In large-scale ML training, shuffling datasets with over 1 billion data points (e.g., LAION-5B) is common. Typical methods like `np.random.shuffle` on an indices array, `df.sample(frac=1)` on the entire dataset, or using the online Fisher-Yates have significant drawbacks:
1. np.random.shuffle is actually kind of slow when you have > 1B data. It takes away your precious time to "can I enter my training loop to see if things work".

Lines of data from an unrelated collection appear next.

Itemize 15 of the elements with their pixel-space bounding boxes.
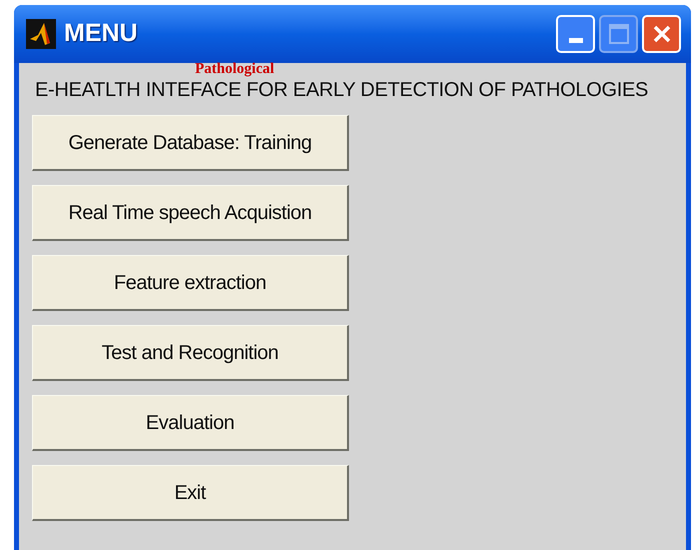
menu-button[interactable]: Real Time speech Acquistion [32, 185, 349, 241]
maximize-icon [608, 24, 628, 44]
menu-button[interactable]: Generate Database: Training [32, 115, 349, 171]
close-icon [652, 24, 672, 44]
menu-button[interactable]: Feature extraction [32, 255, 349, 311]
minimize-icon [568, 38, 582, 43]
menu-button[interactable]: Test and Recognition [32, 325, 349, 381]
app-icon [26, 19, 56, 49]
window-title: MENU [64, 18, 139, 50]
menu-button[interactable]: Evaluation [32, 395, 349, 451]
annotation-text: Pathological [195, 61, 274, 77]
minimize-button[interactable] [556, 15, 595, 53]
close-button[interactable] [642, 15, 681, 53]
heading: E-HEATLTH INTEFACE FOR EARLY DETECTION OF PATHOLOGIES [35, 78, 650, 102]
menu-button[interactable]: Exit [32, 465, 349, 521]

2. They take O(n) extra memory
I want to show a cool trick that should be more popular among large-scale ML practitioners - use a cheap symmetric cipher (a "pseudo-random permutation") to generate a permutation of [0, 1, 2, ..., n - 1] on the fly. This approach allows you to obtain a permutation of [0..n] using O(1) space and time (no need to store an extra shuffled version of the array), with a seed of your choice. You can randomly index in O(1) time, and the permutation can be generated instantly for any data scale, effectively functioning like np.random.shuffle but instantly.
The only tradeoff is a slight degradation in shuffling quality, but this is typically irrelevant for ML training purposes.
Using a Feistel cipher for fast shuffling is not a new concept and can be implemented in various languages. This Show HN submission `smallperm` is notable because
1. It is a library for Python, the de facto language for ML
2. It is backed by Rust, and efficiently engineered (iterating through the permutation is 2x-3x slower than iterating through an `np.arange`, which is to say magnitudes faster than pure Python implementations)
3. During testing, this library has higher-quality shuffle than some other cipher-based libraries in statistical tests
In the end, I am also here to shout that one does not always need np.random.shuffle for your billion-scale data ;). Maybe three minutes of `np.random.shuffle` on each start-up is not that long, but we can often shuffle in 0 seconds.